Antoine Boddie started his day by taking out the trash and ended his day as a witness to murder, prosecutors say.
On Tuesday, Boddie, 55, testified in the murder trial of 18-year-old DaQuan Tinker, who is charged with premeditated first-degree murder, felony murder, and four other charges in connection with the shooting death of Terrence Robinson.
As Boddie walked to the dumpster around 5:15 a.m., he said in court, he saw a group of five young African-American men walking down Douglas Road. He described four of the men as dark-skinned African Americans and one as a light-skinned black man who was leading the group wore a ski mask.
Despite having a cellphone attached to his belt, Boddie didn’t call for help because he didn’t want the men to notice that he had a phone.
“I felt that it was pretty odd that time of morning,” Boddie said, “I turned my head away, and by the time I dumped the bag in the dumpster and [tried to turn] around, I had a gun upside my head.”
Boddie testified that one man held a gun against his head and told him, “Get down on the ground or I’ll blow your f**ing brains out.”
The men took his backpack, prosecutors say, which contained his wallet with identification, a credit card and a debit card, as well as the “three dollars and some cents” he had in his pocket.

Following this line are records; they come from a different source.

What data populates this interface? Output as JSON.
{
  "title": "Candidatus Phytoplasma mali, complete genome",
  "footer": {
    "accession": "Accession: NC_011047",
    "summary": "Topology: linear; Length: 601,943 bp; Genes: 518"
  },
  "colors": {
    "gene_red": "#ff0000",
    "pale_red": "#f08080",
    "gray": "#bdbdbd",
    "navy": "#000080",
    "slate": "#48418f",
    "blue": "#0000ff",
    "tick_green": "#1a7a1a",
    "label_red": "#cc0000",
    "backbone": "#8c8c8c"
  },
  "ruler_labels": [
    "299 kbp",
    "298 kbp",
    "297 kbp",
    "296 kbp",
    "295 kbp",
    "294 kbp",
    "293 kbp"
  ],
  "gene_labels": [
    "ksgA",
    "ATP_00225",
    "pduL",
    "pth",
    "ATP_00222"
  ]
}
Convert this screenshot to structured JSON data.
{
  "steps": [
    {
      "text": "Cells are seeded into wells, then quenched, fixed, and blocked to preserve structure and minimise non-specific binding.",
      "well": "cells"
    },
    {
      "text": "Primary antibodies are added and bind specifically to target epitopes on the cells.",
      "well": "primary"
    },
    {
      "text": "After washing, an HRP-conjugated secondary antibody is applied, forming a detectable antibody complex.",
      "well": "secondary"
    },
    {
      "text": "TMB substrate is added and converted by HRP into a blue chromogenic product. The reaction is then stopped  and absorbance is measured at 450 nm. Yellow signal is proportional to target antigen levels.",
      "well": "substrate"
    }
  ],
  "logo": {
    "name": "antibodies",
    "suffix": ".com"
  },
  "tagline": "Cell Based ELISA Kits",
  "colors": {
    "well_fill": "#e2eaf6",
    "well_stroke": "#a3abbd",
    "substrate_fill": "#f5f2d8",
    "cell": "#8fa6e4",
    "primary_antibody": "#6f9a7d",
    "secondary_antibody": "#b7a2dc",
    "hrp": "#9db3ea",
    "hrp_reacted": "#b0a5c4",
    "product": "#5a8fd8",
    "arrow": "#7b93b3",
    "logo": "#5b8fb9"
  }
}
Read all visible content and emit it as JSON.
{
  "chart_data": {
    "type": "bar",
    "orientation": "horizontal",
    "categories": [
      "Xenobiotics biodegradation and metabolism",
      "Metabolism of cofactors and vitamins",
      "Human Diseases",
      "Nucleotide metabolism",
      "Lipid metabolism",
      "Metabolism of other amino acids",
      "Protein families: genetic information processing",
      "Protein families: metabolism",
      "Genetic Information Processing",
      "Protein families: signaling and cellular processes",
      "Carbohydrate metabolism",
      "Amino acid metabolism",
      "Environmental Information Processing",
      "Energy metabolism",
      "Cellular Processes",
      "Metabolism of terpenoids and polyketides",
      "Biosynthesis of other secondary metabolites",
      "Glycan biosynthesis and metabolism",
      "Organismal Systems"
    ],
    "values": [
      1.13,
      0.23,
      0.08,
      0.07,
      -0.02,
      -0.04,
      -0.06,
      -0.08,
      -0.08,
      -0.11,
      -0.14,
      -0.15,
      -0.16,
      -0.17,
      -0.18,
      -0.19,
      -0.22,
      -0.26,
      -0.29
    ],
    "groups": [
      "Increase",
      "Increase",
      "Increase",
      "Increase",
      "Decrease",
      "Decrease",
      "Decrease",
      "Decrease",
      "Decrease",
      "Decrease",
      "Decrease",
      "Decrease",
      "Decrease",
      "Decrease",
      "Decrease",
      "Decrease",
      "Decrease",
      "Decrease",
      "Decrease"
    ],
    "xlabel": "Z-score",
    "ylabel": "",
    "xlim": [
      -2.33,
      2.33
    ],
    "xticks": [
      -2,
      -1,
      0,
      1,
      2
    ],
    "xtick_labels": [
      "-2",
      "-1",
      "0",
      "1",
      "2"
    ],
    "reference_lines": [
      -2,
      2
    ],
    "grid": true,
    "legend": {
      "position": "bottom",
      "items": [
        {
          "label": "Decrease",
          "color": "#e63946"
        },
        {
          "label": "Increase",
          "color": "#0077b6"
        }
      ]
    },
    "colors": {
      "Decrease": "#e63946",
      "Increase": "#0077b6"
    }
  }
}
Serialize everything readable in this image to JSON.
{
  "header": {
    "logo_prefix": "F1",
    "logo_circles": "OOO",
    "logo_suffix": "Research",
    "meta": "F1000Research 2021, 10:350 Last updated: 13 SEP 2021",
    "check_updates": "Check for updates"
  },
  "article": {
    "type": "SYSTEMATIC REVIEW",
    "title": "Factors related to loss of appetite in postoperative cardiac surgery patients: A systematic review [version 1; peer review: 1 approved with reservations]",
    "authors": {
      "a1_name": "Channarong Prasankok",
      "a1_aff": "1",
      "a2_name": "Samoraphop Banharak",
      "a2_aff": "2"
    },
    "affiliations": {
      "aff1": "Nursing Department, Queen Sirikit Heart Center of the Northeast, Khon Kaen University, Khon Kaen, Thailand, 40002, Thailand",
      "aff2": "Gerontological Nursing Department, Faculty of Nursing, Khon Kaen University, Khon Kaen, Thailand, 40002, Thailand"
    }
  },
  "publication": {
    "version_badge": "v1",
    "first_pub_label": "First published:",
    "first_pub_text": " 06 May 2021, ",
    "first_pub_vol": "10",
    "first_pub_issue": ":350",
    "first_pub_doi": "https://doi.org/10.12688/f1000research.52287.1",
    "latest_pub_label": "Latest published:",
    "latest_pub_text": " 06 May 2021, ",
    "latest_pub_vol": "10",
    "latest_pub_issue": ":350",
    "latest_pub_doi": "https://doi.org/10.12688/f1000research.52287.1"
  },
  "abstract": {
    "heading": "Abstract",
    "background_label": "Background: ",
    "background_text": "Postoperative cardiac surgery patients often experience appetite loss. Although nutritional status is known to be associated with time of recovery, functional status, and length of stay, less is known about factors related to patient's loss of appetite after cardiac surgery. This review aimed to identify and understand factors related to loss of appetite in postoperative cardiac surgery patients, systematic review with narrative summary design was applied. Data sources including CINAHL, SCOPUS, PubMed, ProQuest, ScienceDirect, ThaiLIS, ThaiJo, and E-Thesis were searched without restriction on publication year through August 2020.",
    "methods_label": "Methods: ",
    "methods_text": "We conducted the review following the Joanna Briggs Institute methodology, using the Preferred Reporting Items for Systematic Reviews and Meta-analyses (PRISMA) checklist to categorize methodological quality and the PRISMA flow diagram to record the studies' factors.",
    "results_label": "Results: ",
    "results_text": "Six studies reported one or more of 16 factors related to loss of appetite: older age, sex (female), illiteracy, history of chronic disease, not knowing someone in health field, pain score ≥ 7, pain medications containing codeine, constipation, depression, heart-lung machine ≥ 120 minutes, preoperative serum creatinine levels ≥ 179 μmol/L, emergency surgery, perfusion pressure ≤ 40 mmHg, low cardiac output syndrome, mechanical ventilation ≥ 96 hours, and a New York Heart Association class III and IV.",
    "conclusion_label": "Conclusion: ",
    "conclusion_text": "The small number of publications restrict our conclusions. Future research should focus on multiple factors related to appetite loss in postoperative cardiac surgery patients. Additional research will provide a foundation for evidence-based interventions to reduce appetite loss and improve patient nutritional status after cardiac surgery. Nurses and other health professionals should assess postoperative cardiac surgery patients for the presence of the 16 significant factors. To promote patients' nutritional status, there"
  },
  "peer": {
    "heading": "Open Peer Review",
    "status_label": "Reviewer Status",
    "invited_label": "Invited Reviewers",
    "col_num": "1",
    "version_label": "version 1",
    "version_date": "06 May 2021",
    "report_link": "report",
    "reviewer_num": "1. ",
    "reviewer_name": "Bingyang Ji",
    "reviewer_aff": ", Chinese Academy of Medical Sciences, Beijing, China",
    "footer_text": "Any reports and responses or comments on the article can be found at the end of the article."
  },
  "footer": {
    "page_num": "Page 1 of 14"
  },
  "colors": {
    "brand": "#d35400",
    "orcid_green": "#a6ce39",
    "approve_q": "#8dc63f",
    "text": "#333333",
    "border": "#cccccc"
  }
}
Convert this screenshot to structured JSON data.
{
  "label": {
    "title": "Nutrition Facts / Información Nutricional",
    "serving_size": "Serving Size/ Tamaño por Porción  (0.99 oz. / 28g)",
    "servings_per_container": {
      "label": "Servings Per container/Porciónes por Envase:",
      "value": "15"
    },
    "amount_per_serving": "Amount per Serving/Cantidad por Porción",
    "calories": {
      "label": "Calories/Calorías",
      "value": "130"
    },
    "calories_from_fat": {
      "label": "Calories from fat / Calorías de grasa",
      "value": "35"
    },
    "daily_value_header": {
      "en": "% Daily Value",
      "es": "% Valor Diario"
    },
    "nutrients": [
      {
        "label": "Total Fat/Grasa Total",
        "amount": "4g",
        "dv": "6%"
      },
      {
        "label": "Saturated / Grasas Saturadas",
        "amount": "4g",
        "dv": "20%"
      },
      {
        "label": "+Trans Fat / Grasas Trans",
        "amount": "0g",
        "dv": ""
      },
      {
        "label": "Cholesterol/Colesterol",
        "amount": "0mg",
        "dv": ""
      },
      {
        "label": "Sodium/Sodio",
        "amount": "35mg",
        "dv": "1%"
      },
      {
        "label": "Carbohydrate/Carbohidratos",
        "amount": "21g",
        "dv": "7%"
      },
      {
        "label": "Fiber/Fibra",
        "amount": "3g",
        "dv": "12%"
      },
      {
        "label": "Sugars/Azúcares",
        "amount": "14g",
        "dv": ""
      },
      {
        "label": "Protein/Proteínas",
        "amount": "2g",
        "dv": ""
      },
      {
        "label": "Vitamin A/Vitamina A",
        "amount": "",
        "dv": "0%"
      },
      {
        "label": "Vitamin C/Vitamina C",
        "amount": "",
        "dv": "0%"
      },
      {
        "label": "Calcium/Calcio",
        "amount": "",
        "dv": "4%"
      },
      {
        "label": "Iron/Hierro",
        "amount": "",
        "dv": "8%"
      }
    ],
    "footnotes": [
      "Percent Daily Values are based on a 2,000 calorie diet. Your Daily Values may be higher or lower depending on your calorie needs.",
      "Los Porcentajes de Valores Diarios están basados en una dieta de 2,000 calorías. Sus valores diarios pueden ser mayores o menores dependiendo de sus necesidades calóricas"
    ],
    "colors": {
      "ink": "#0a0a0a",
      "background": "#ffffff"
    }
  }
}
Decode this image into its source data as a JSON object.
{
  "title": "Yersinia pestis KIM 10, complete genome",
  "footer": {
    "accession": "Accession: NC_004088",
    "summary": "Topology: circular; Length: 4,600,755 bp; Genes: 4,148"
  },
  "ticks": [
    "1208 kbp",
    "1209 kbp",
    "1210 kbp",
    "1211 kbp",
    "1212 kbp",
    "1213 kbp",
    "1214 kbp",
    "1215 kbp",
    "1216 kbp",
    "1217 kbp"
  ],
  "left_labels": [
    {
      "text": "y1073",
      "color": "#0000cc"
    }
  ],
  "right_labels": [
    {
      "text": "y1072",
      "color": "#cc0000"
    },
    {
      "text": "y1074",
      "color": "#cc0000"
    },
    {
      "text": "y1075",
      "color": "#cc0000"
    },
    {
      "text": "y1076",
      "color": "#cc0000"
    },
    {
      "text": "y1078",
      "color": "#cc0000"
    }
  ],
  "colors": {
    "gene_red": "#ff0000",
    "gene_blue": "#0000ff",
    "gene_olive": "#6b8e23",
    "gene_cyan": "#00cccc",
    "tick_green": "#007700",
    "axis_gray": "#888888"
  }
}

Though the men told Boddie to keep his head down, he said he “took a chance to look around,” and saw that the light-skinned man “had branched off and went across the street.”
Boddie told jurors he could see the light-skinned man, but that a row of bushes obstructed his view. According to Bodie, he heard a man say, “I’m going to the subway station.”
About five seconds after hearing the word “subway,” Boddie heard gunshots, three or four of them.
“I was just hoping I wasn’t next,” Boddie told the court.
He made it home. When he returned to his residence, Boddie called 911 and told police that he was robbed. In court Tuesday, Boddie said recognized a .38 revolver used in the robbery because of the width of the barrel.
Defense attorneys questioned whether Boddie could accurately tell what type of gun was used, given that Boddie admitted he couldn’t see the gun in the dark.
Later that morning, near Anacostia Metro station, Boddie said he passed three young black men “within one arm’s length” on the crosswalk. Boddie thought he recognized the light-skinned individual as the same man who held a gun to his head and allegedly shot Robinson.
Boddie said told police, who then retrieved video from a nearby security camera to verify the claim.
That video shows three men walking toward the Anacostia metro. In the background, a police car pulls up to the metro and a passenger gets out. One minute later, according to the recording’s time stamp, Boddie is seen walking past the same camera heading away from the metro.
Officer Charles Williams testified that he dropped Boddie off that day. Williams told jurors that he has a “recollection…aside from the video,” that the video is consistent with the “time, place and day” of Boddie’s ride.
In the video taken from the elementary school, Boddie is seen pumping his fist in the air as he walks by. Boddie testified that the arm motion was because he knew he had seen the young men who robbed him earlier that morning. “It felt good,” Boddie told the court Tuesday.
The trial will resume on October 6 at 9:30 a.m. before Judge Robert Morin.